Леблон получал свободу рук, за которую, однако, должен был отплатить тем, что обязывался передавать свои знания и опыт ученикам – ничего не утаивая и откровенно. Леблон продолжил свое путешествие и скоро прибыл в Петербург в сопровождении жены и шестилетнего сына. С ним приехали нанятые им помощники-французы и инженеры, другие нанятые Лефортом и Зотовым художники – Каравак и остальные, различные французские ремесленники, включая изготовителей ножен, кузнецов по изготовлению экипажей, шорников, отливщиков шрифта, красильщиков шелка и шерсти. Прибыла также группа из шести рабочих – изготовителей гобеленов из Гобелена – им доведется основать эту отрасль в России. Все это блистательное собрание талантов появилось в Санкт-Петербурге 7 августа 1716 года. Список тех, кто прибыл из Франции непосредственно с Леблоном, заслуживает определенного интереса:
Леблон, архитектор,
Никола Жирар, чертежник упомянутого господина Леблона,
Антуан Тесье, также известный под именем Дервий,
Жирар Сюалем, инженер,
Жан Мишель, столяр, и его помощник Рене Сюалем,
Никола Пино, скульптор,
Бартелеми Жуйом и Никола Перар – наемные скульпторы,
Шарль Тапа, строитель и инспектор строений,
Эдме Бурдон, отделочник и строитель из камня,
Франсуа Бателье и Антуан Сёр д’Асье, называемый л’Ассёранс, – строители из камня,
Франсуа Фой, укладчик кирпичей,
Шарль Леклерк, плотник,
Поль Жозеф Сюалем, наемный инженер,
Жульом Белин, изготовитель замков, и два его помощника,
Жан Нуасе де Сан-Менж, ваятель из мрамора,
Этьен Соваж, литейщик,
Жан Ломбар, ювелир по золоту и драгоценным камням, и его помощник,
Жан Фари, садовник.
Мы не знаем, какой именно проект Леблона оказал на царя столь благоприятное впечатление, но немедленно по прибытии Леблон возглавил канцелярию строительства, через которую проходили все планы и оценки, и приступил к созданию подробной общей схемы перепланировки молодого города. Черновые чертежи 1716–1717 годов сохранились до наших дней. Город должно было окружить овальное кольцо укреплений, заключив в себя большую часть Васильевского острова, небольшую часть Петроградской стороны и ту часть набережной Невы, где находится Адмиралтейство. Центр этого овала – напоминающую наконечник стрелы часть Васильевского острова – должны были занять большие открытые площади, нарезанные на квадраты, подобно шахматной доске, параллельными и пересекающимися каналами, достаточно широкими, чтобы по ним могли пройти корабли.
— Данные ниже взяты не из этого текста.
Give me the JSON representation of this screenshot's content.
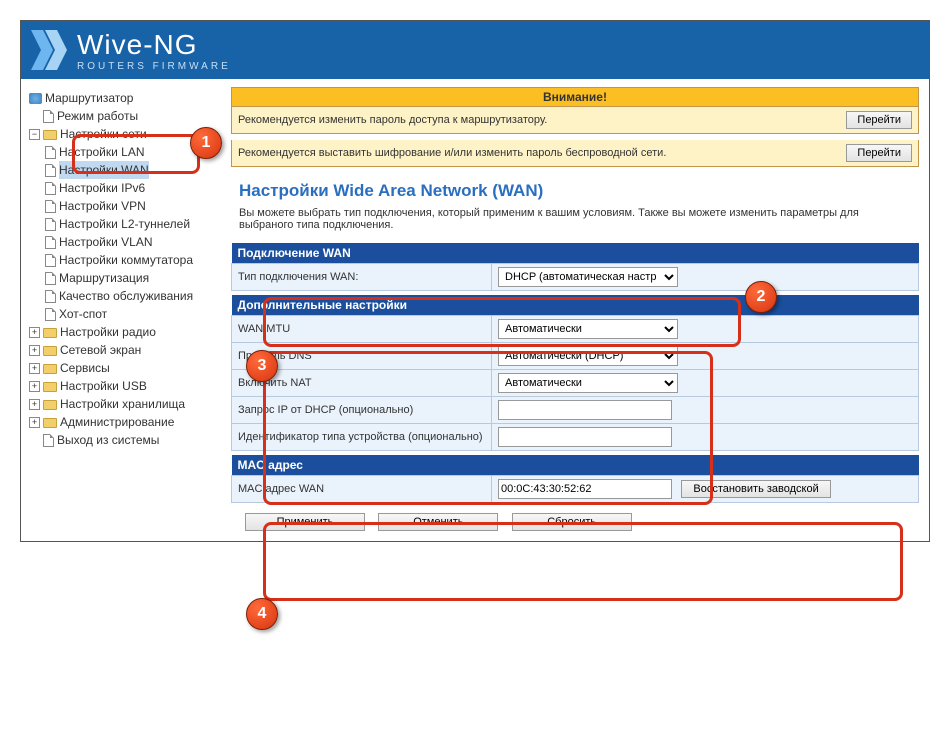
{
  "brand": {
    "title": "Wive-NG",
    "subtitle": "ROUTERS FIRMWARE"
  },
  "nav": {
    "router": "Маршрутизатор",
    "mode": "Режим работы",
    "net": "Настройки сети",
    "lan": "Настройки LAN",
    "wan": "Настройки WAN",
    "ipv6": "Настройки IPv6",
    "vpn": "Настройки VPN",
    "l2": "Настройки L2-туннелей",
    "vlan": "Настройки VLAN",
    "switch": "Настройки коммутатора",
    "routing": "Маршрутизация",
    "qos": "Качество обслуживания",
    "hotspot": "Хот-спот",
    "radio": "Настройки радио",
    "firewall": "Сетевой экран",
    "services": "Сервисы",
    "usb": "Настройки USB",
    "storage": "Настройки хранилища",
    "admin": "Администрирование",
    "logout": "Выход из системы"
  },
  "alerts": {
    "title": "Внимание!",
    "msg1": "Рекомендуется изменить пароль доступа к маршрутизатору.",
    "msg2": "Рекомендуется выставить шифрование и/или изменить пароль беспроводной сети.",
    "go": "Перейти"
  },
  "page": {
    "title": "Настройки Wide Area Network (WAN)",
    "desc": "Вы можете выбрать тип подключения, который применим к вашим условиям. Также вы можете изменить параметры для выбраного типа подключения."
  },
  "sections": {
    "conn": "Подключение WAN",
    "conn_type_label": "Тип подключения WAN:",
    "conn_type_value": "DHCP (автоматическая настр",
    "extra": "Дополнительные настройки",
    "mtu_label": "WAN MTU",
    "mtu_value": "Автоматически",
    "dns_label": "Профиль DNS",
    "dns_value": "Автоматически (DHCP)",
    "nat_label": "Включить NAT",
    "nat_value": "Автоматически",
    "dhcp_req_label": "Запрос IP от DHCP (опционально)",
    "dhcp_req_value": "",
    "devid_label": "Идентификатор типа устройства (опционально)",
    "devid_value": "",
    "mac": "MAC адрес",
    "mac_label": "MAC адрес WAN",
    "mac_value": "00:0C:43:30:52:62",
    "mac_restore": "Восстановить заводской"
  },
  "actions": {
    "apply": "Применить",
    "cancel": "Отменить",
    "reset": "Сбросить"
  },
  "callouts": {
    "c1": "1",
    "c2": "2",
    "c3": "3",
    "c4": "4"
  }
}
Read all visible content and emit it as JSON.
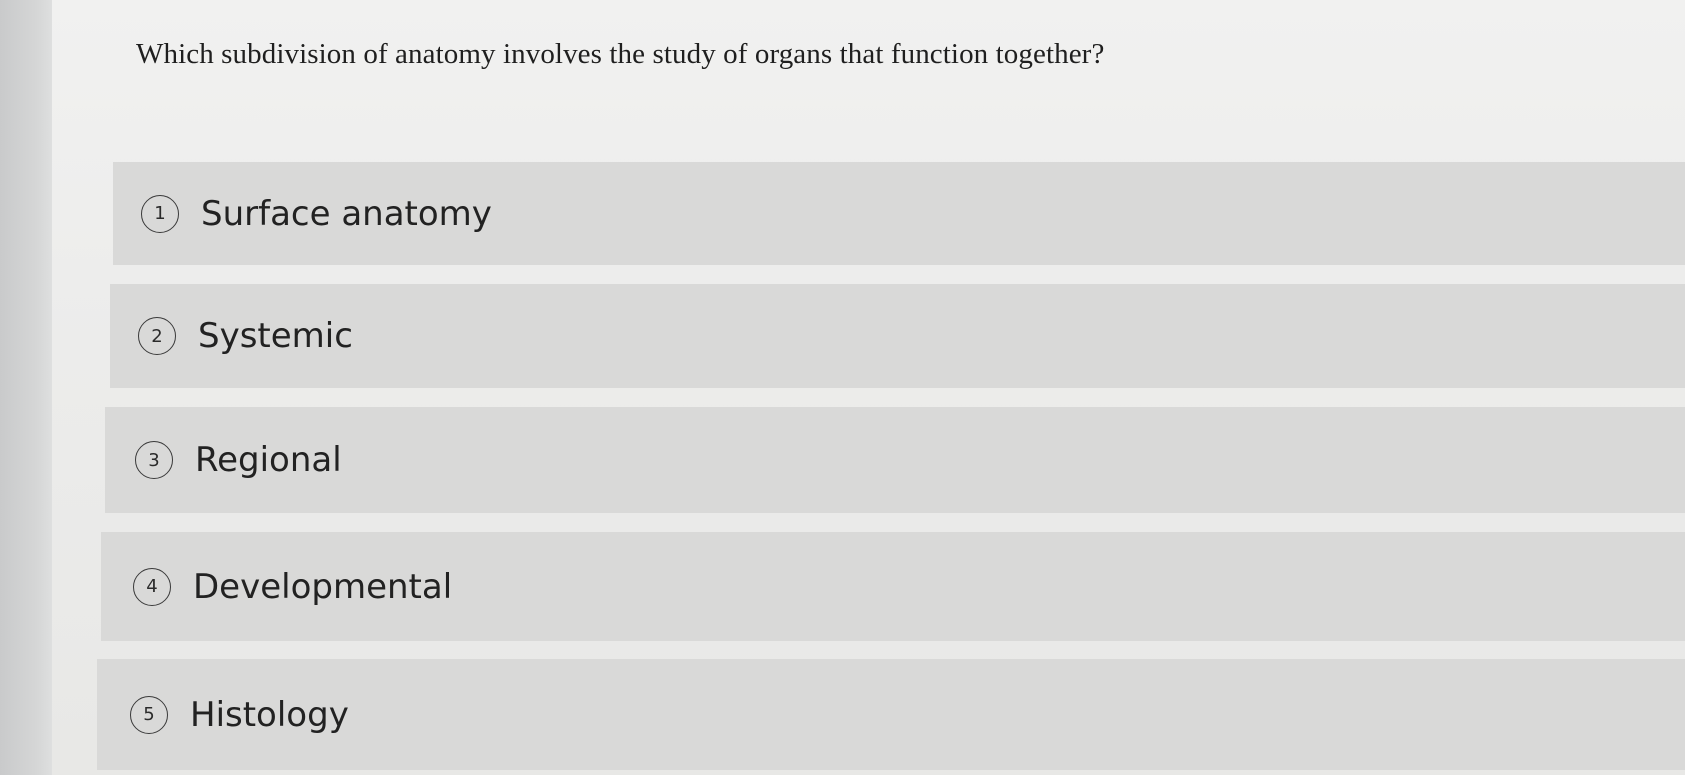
{
  "question": {
    "text": "Which subdivision of anatomy involves the study of organs that function together?"
  },
  "options": [
    {
      "number": "1",
      "label": "Surface anatomy"
    },
    {
      "number": "2",
      "label": "Systemic"
    },
    {
      "number": "3",
      "label": "Regional"
    },
    {
      "number": "4",
      "label": "Developmental"
    },
    {
      "number": "5",
      "label": "Histology"
    }
  ]
}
Здесь также должны были расположиться царский дворец и сады. Районы для рабочих должны были находиться по краям города, а больницы, кладбища и монастыри – снаружи от укреплений.
Но в Петербурге было создано уже слишком многое, чтобы все переделывать заново. Как сказал Рео, Петербург уже не «пустая доска». Кроме того, своей безжалостной систематизацией Леблон заслужил опасную для него враждебность Меншикова, поскольку именно ему Петр отдал большую часть Васильевского острова и планы Леблона серьезно угрожали только что построенному дворцу Меншикова и парку. Поскольку в отсутствие Петра руководство брал на себя Меншиков, он активно противодействовал схеме Леблона тем, что рыл слишком узкие каналы, которые не годились для судоходства, – и тут же заполнял их водой.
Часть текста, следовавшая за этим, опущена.